Oggi guardavo una tua foto, un primo piano. 
Non ne ho mai visti di tuoi primi piani, non ne hai, non ne fai, invece oggi il tuo volto era lì e mi fissava. 
In quello sguardo, in quegli occhi, in quelle labbra chiuse, quella mascella dolce e maschia c’eri tutto tu. C’era la tua essenza, tutto quello che sei. C’era la tua solitudine, la tua malinconia, la tua sicurezza, la dolcezza che tieni ben nascosta, ma che sfugge al tuo controllo quando stai bene, quando ti senti bene. 
Ho osservato ogni linea, ogni poro, ogni espressione sovrastata da un’altra e un’altra ancora e mi sono smarrita. 
Ho rivisto ogni mia riga scritta, ogni sfumatura data, ogni pennellata accennata e mi sono smarrita, ho avuto l’impressione di averti creato io, di averti dato vita in una delle notti febbrili in cui scrivevo senza sosta, nei tragitti interminabili dei percorsi in tram, in metropolitana. 
Per un istante e un solo istante ho pesato che tu avessi mosso i tuoi primi passi nella realtà dopo un punto, alla fine di un capitolo, che se tu esisti, che se io ti ho trovato, se tu ti sei subito attaccato a me ed io, ora, non riesco a staccarmi da te è perché tu altro non sei che una mia costola, una materializzazione di un mio pensiero, di un mio gioco: Troppo perfetto per essere vero, troppo imperfetto per essere immaginato. 
Che poi: Quando mai un mio personaggio è stato mai veramente positivo? Vivo di antieroi, di personaggi irrisolti o arresi al proprio destino, che non combattono più e, se lo fanno, senza crederci, senza un vero scopo. 
Te. 
Mi sono fermata a chiedermi se su quella spiaggia, su quella terrazza, su quel prato fossi stata davvero in tua compagnia o se in realtà non fossi sola e davanti ad una mia illusione. Se fosse questo il motivo dei tuoi dinieghi e dei tuoi silenzi alle mie molteplici richieste di essere noi, di viverci anche per un solo giorno. Cosa avrei mai potuto dire ad un portiere che mi chiedeva “Lei e chi?” o a un cameriere che si domandava perché volessi un tavolo con due coperti. 
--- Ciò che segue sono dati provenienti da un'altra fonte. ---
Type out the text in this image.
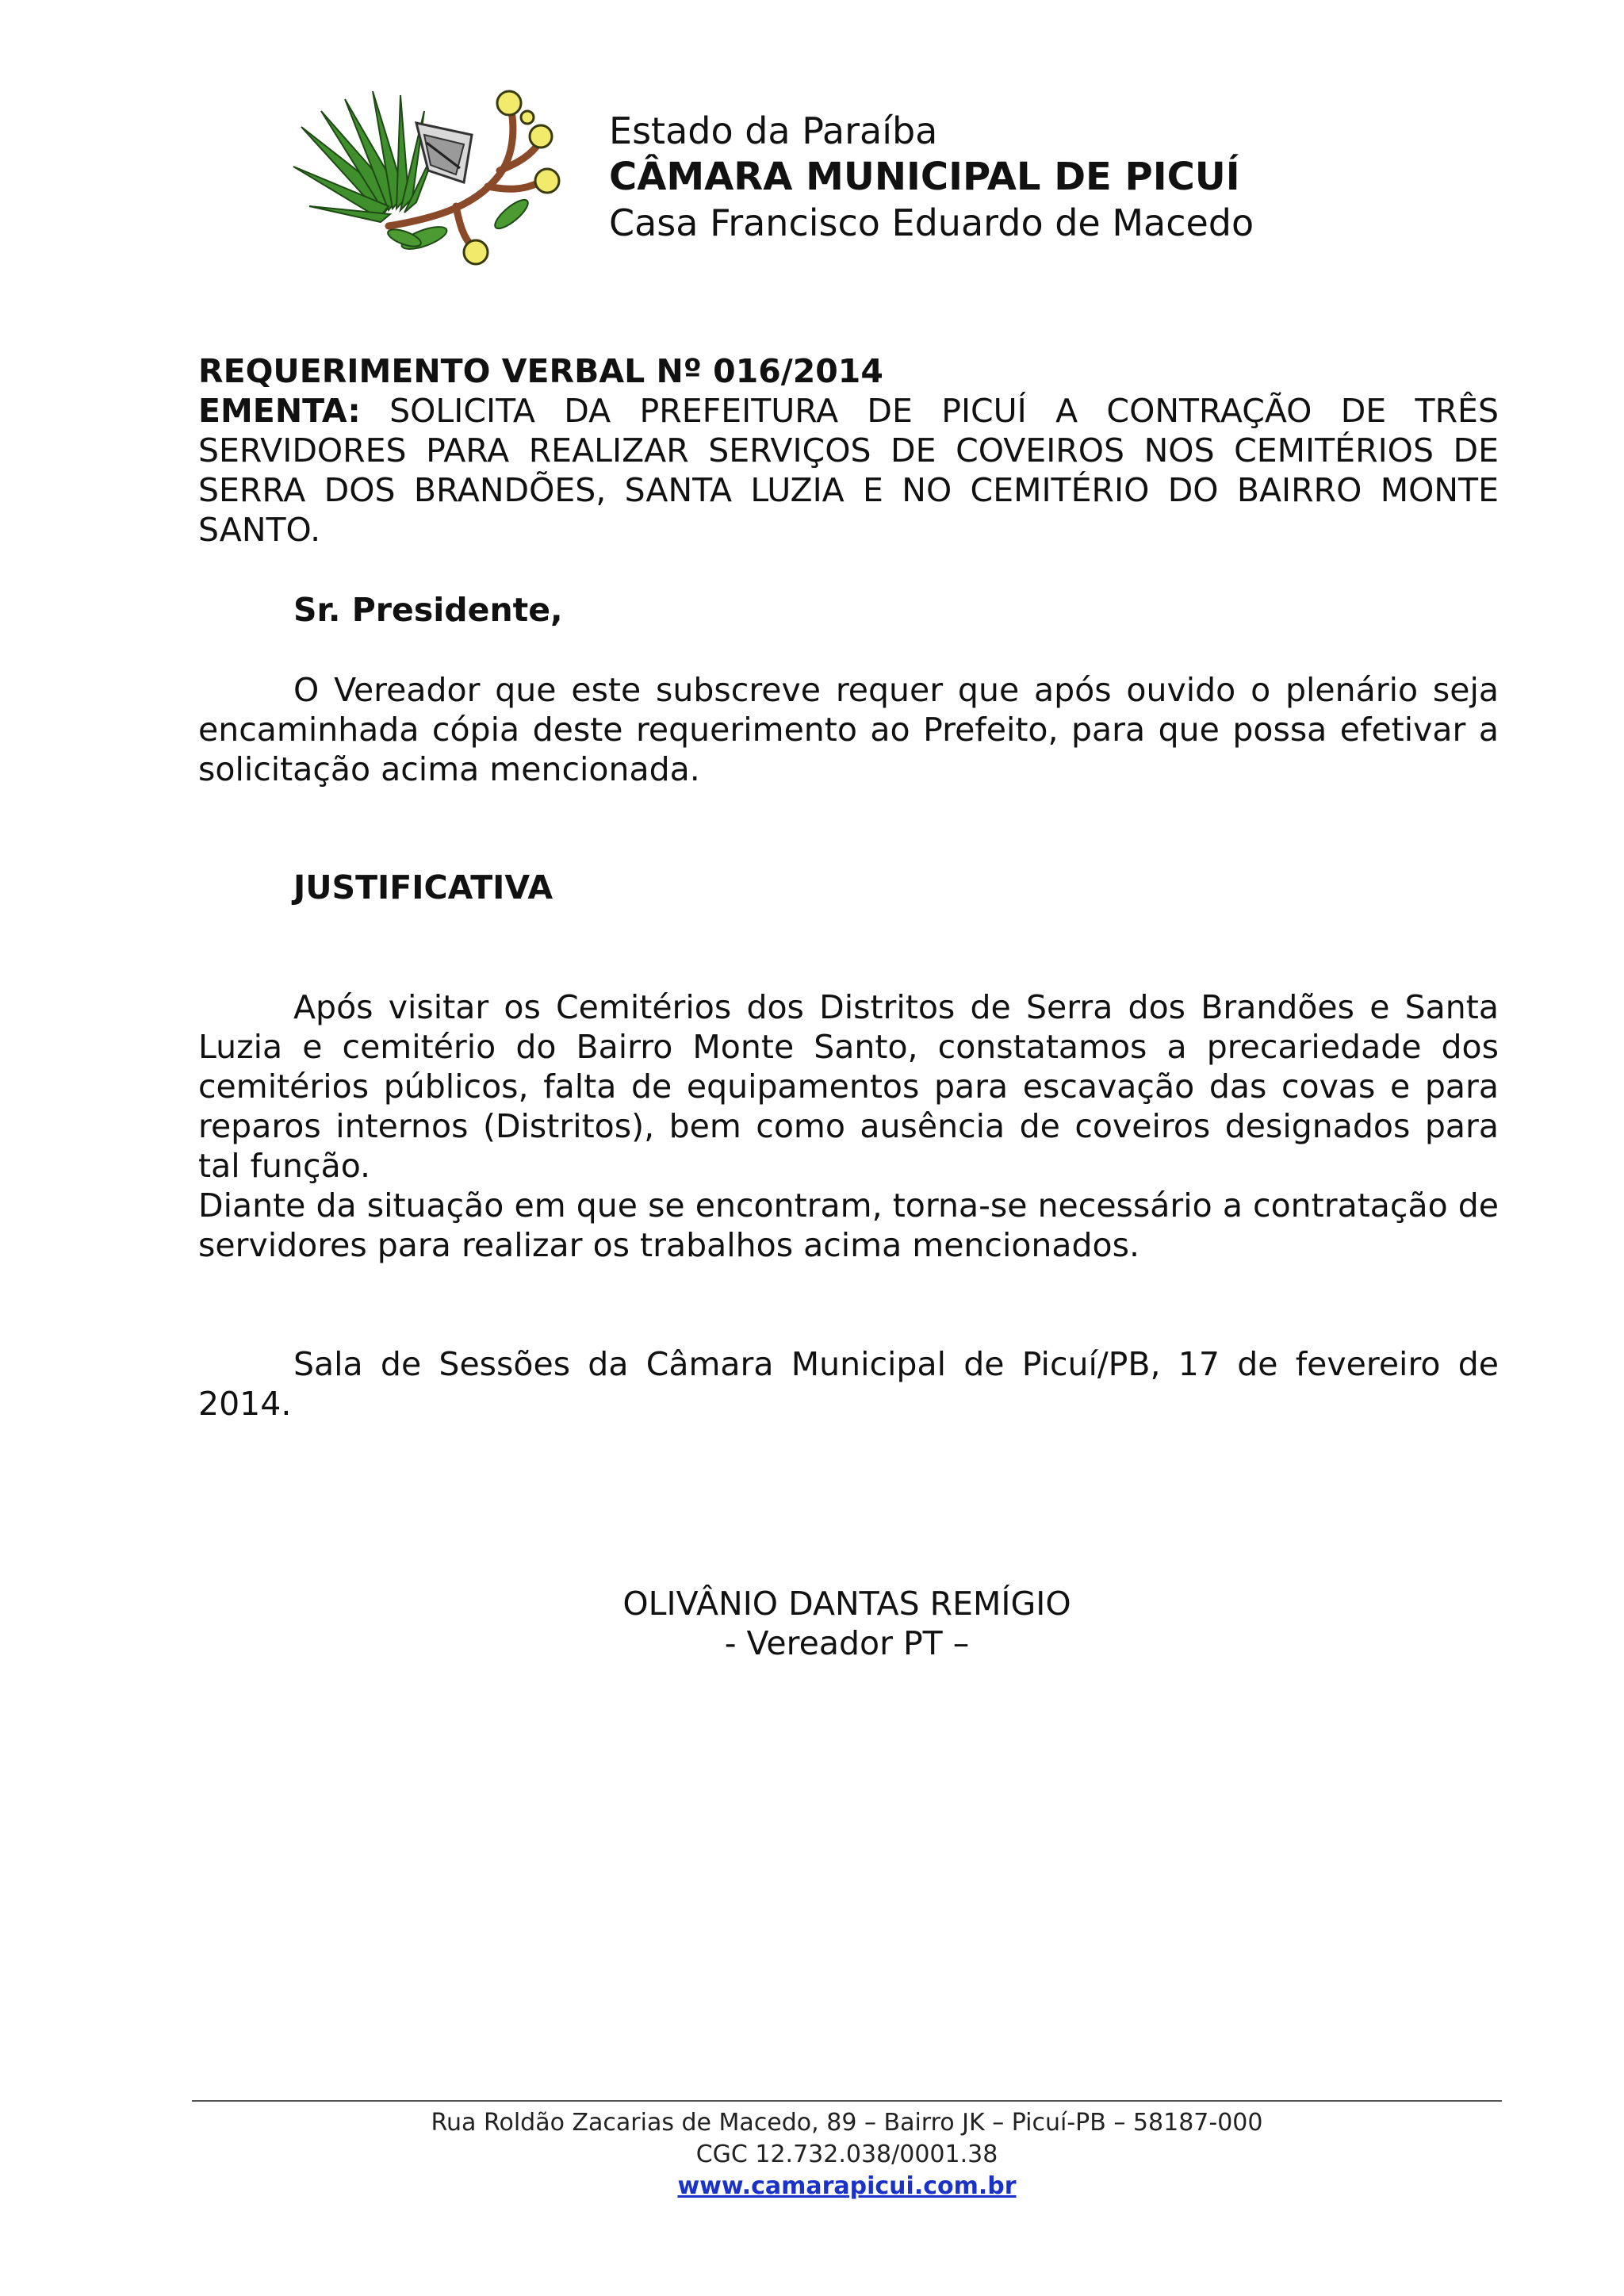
Estado da Paraíba

CÂMARA MUNICIPAL DE PICUÍ

Casa Francisco Eduardo de Macedo

REQUERIMENTO VERBAL Nº 016/2014

EMENTA: SOLICITA DA PREFEITURA DE PICUÍ A CONTRAÇÃO DE TRÊS SERVIDORES PARA REALIZAR SERVIÇOS DE COVEIROS NOS CEMITÉRIOS DE SERRA DOS BRANDÕES, SANTA LUZIA E NO CEMITÉRIO DO BAIRRO MONTE SANTO.

Sr. Presidente,

O Vereador que este subscreve requer que após ouvido o plenário seja encaminhada cópia deste requerimento ao Prefeito, para que possa efetivar a solicitação acima mencionada.

JUSTIFICATIVA

Após visitar os Cemitérios dos Distritos de Serra dos Brandões e Santa Luzia e cemitério do Bairro Monte Santo, constatamos a precariedade dos cemitérios públicos, falta de equipamentos para escavação das covas e para reparos internos (Distritos), bem como ausência de coveiros designados para tal função.

Diante da situação em que se encontram, torna-se necessário a contratação de servidores para realizar os trabalhos acima mencionados.

Sala de Sessões da Câmara Municipal de Picuí/PB, 17 de fevereiro de 2014.

OLIVÂNIO DANTAS REMÍGIO

- Vereador PT –

Rua Roldão Zacarias de Macedo, 89 – Bairro JK – Picuí-PB – 58187-000

CGC 12.732.038/0001.38

www.camarapicui.com.br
Però poi la realtà, le persone che ti conoscono, mi hanno fatta tornare in me. Il destino gioca strani scherzi a volte, ti porta chi sembra uscito dalla tua fantasia e ti mostra che, forse, la tua immaginazione non è poi così sciocca, ma sarebbe stato meglio se fosse stata meno tetra, meno dannata. I
Se fosse stata più normale, più banale, non così, non una stranezza.